Interesting piece in The New Yorker (April), a magazine of which I know little other than I recognise its title, but of which recently I am quite impressed with the quality of its writing, having now read two of its books reviews on the net.
A recent one caught my attention. It is a review of Daniel C. Dennett’s new book, ‘Breaking the Spell’, by Allen Orr (‘The God Project: what the science of religion can’t prove’).
“Finally, Dennett describes a recent theory according to which the spread of religions reflects the action not of Charles Darwin’s natural selection but of Adam Smith’s invisible hand. As the rational-choice theorists Rodney Stark and Roger Finke argued in their book “Acts of Faith” (2000), human beings, when confronted with imperfect information, behave in a way that is generally rational. So if you believe (rightly or wrongly) that there is a God, it can be perfectly rational for you to engage in exchange with this well-heeled partner (even if the commodity you most desire can be delivered only post mortem). Stark and Finke are not, then, so much concerned with why people believe in God as with how believers act and why religious institutions spread. Their key claim is that churches mediate the complex exchanges between mortals and their gods. People go to church, in other words, for much the same reason they hire a real-estate agent: when something important is at stake in a complex transaction, it pays to get professional help.

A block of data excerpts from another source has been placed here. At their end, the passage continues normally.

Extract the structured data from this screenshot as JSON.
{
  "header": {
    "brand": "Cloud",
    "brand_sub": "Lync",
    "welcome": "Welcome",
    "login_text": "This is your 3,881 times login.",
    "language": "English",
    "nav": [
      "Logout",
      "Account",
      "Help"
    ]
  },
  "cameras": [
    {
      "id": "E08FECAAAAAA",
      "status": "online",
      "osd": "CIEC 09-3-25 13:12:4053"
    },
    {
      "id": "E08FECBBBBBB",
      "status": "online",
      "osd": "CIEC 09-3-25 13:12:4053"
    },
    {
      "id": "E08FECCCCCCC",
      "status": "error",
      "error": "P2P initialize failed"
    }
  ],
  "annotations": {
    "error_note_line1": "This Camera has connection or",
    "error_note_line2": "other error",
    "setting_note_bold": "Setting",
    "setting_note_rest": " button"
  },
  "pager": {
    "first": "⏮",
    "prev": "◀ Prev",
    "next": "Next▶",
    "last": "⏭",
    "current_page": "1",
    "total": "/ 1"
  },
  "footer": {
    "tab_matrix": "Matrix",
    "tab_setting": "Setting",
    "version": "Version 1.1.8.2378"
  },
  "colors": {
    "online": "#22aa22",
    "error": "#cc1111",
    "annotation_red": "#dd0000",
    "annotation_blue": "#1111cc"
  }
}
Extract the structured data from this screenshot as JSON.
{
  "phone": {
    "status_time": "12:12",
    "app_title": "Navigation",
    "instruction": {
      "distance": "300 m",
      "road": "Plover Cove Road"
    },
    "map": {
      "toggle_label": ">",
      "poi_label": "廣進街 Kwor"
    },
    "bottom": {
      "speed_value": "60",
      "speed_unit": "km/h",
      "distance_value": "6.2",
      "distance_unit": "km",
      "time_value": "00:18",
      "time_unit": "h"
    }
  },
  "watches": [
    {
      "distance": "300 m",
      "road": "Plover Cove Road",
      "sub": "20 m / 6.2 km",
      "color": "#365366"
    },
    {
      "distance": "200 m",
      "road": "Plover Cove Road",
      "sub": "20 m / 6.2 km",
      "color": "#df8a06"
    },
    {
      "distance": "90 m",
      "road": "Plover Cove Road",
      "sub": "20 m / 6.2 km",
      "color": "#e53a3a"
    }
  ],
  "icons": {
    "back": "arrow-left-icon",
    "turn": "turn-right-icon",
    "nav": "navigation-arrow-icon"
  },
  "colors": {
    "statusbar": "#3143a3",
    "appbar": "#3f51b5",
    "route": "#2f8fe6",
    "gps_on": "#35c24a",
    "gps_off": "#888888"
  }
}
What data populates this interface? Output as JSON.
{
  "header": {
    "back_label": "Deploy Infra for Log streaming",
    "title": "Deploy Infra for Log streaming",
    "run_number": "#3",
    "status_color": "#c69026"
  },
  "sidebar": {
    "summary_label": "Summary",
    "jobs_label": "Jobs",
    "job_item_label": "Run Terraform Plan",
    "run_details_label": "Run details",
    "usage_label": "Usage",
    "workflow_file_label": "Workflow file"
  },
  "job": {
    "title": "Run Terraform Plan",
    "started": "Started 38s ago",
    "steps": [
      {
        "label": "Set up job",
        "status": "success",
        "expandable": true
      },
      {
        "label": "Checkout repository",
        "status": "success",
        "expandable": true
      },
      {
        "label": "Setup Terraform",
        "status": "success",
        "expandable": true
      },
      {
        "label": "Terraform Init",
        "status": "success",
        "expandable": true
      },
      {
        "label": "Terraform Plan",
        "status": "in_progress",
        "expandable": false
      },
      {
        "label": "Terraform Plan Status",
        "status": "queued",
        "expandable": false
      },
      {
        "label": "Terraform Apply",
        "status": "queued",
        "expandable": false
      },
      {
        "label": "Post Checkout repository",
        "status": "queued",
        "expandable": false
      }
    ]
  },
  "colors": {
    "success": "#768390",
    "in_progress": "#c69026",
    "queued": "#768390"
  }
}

This theory may explain, as a corollary, why a larger percentage of Americans attend church than do, say, Western Europeans. The reason, according to Stark and Finke, is that Americans enjoy a free market in religion. While we have, more than a thousand denominations Europeans often have centrally planned state religions that put barriers in the way of competition and provide little in the way of diverse religious products. “The American religious economy,” Stark and Finke conclude, “surpasses Adam Smith’s wildest dreams about the creative forces of a free market.”
Adam Smith wrote a longish section on education by religious agencies in ‘Wealth of Nations’, which is generally, though understandably, leapt over by impatient economists brought-up on the arguments of functions. More is the pity, because it explains something about Adam Smith’s views towards religious institutions in 18th century Scotland and the rest of Europe, at a time when Europe was not too far from where Islam is today in the societies that it dominates.

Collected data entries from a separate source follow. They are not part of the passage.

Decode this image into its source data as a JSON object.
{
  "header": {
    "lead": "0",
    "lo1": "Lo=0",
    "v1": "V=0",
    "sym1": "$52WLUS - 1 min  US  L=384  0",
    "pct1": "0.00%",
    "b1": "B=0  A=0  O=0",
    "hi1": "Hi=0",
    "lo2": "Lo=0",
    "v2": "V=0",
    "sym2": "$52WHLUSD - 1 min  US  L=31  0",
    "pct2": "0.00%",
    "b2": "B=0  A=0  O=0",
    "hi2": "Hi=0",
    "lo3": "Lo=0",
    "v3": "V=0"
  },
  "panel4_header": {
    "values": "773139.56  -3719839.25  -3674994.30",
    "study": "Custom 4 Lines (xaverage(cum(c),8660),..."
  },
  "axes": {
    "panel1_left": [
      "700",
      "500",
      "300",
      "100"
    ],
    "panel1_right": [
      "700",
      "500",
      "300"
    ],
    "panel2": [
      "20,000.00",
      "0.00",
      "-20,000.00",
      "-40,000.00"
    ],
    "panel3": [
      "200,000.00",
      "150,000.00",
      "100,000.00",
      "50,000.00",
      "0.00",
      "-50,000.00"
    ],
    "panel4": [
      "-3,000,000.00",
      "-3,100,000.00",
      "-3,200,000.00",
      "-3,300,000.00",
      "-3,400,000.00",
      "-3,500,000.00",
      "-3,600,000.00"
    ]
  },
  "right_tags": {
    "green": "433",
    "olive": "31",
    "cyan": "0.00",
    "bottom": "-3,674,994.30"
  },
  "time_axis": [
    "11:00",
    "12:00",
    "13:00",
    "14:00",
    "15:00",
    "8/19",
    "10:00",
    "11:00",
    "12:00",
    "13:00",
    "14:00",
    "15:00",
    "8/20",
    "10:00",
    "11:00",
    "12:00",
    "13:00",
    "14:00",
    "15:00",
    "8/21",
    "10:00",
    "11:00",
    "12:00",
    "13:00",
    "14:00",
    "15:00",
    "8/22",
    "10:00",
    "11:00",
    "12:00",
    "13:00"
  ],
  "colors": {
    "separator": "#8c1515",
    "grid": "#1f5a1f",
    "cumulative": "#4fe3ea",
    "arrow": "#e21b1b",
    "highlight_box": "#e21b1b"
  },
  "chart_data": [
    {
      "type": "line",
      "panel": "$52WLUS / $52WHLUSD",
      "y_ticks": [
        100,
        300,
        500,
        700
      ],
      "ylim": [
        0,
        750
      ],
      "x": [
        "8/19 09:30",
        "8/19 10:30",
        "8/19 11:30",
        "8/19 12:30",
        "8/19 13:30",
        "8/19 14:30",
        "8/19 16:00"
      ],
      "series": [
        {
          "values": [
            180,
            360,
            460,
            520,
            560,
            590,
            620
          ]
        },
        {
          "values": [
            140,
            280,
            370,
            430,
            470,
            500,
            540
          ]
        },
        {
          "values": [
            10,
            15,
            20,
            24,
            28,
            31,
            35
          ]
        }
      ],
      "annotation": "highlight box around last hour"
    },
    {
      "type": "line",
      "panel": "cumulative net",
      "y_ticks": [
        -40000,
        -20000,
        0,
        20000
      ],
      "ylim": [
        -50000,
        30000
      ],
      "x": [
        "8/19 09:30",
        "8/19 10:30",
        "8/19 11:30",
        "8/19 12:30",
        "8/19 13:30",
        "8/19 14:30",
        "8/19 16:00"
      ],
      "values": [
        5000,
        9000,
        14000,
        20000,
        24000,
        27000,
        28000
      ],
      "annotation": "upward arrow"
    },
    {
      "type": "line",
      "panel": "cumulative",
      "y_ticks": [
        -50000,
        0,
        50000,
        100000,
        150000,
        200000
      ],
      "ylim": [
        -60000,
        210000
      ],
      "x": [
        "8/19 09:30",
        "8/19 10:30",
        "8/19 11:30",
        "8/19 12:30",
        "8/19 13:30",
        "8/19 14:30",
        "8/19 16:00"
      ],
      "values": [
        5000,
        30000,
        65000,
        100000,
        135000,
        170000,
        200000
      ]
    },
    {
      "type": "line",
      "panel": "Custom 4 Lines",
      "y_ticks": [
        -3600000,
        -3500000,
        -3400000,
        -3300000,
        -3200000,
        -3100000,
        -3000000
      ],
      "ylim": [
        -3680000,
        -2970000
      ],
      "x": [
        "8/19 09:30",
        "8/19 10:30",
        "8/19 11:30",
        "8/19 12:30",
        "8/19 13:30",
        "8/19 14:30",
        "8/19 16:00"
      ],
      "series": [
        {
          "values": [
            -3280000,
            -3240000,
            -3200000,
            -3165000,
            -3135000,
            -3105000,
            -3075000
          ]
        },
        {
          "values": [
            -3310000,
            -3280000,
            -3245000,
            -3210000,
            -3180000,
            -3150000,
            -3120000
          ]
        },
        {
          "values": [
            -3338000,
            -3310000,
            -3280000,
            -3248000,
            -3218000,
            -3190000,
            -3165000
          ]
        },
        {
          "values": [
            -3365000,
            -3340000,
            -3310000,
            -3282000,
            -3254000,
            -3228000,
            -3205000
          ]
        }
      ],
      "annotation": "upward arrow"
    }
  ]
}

Religious institutions, their practices and consequences, were (and still are) one of the determining factors in the nature and cause of the wealth of nations. If a dominant religious doctrine hinders, inhibits or directly opposes those factors that interest economists in economic growth, it should be of more than passing interest before they make policy recommendations that ignore those very same influences.
However, my current focus is on the last sentence of the extract from Allen Orr’s review:
“The American religious economy,” Stark and Finke conclude, “surpasses Adam Smith’s wildest dreams about the creative forces of a free market.”
What were ‘Adam Smith’s wildest dreams’? Not surprisingly, Smith was sceptical about state sponsored monopolies in religion, for all the usual reasons.
‘The interested an active zeal of religious teachers can be dangerous and troublesome only where there is, either but one sect tolerated in the society, or where the whole of a large society is divided into two or three great sects; the teachers of each acting by concert, and under regular discipline and subordination. But that zeal must be altogether innocent where the society is divided into two or three hundred, or perhaps into as many thousand small sects, of which no one could be considerable enough to disturb the publick tranquillity. The teachers of each sect, seeing themselves surrounded on all sides with more adversaries than friends, would be obliged to learn that candour and moderation which is so seldom found among teachers of those great sects, whose tents being supported by the civil magistrate, are held in veneration by almost all the inhabitants of extensive kingdoms and empires, and who therefore see nothing round them but followers, disciples, and humble admirers. The teachers of each little sect, finding themselves almost alone, would be obliged to respect those of almost every other sect, and the concessions which they would mutually find it both convenient and agreeable to make to one another, might in time probably reduce the doctrine of the greater part of them to that pure and rational religion, free from every mixture of absurdity, imposture, or fanaticism, such as wise men have in all ages of the world wished to see established; but such as positive law has perhaps never yet established, and probably never will establish in any country: because, with regard to religion, positive law always has been, and probably always will be, more of less influenced by popular superstition and enthusiasm’ (WN V.i.g.8: page 792-93).
When I read this section of Book V first, some years ago, I was struck by it novelty: let a thousand sects flourish! For this to work the society would have to take measures to prevent any one sect becoming dominant, and the separation of Church and State in the USA and France seemed steps in that direction. That no such similar separation has occurred in Britain is worrying.
In France the challenge to the separation of Church and State (or rather Mosque and State) comes not from the albeit dominant, though separated and largely inactive ‘great sect’, the Roman Catholic Church, but from a new, immigrant sect, the Moslem religion, which is dominant, with a vengeance, in some of the home nations of recent immigrants into secular France.
If there are to be a multitude of sects within the Moslem religion, besides the two of Shi’ite and Sunni (who gladly kill each other in the Middle East, it would probably come from within the Diaspora, albeit severely inhibited by the murderous treatment of apostates among some of its adherents.
In America, the separation of Church and State is under siege from the Christian tradition, even though it is divided into ‘more than a thousand denominations’. These denominations have a common cause this side of a blurring of the separation of Church and State, though perhaps not if one or two of the dominant ‘great sects’ within the thousand sects appear to be favoured by the legislature nationally or in individual states, other would change their minds. There is no doubt that any degree of dominance, Federal or local, would have the effect of heightened inter-communal tensions.
Smith did not think that his suggestion for a thousand little religious sects would lead automatically to social tranquillity. In this, as in other matters, including free trade, he remained sceptical of universal conclusions of preferred reforms; but he also believed that some steps towards a desirable goal were better than similar steps away from such goals. As I have noted several times on ‘Lost Legacy’, Adam Smith was never a fanatical extremist on any of the policies he advocated.
I am not sure that he ever had 'wild dreams', or at least any he was prepared to share with posterity.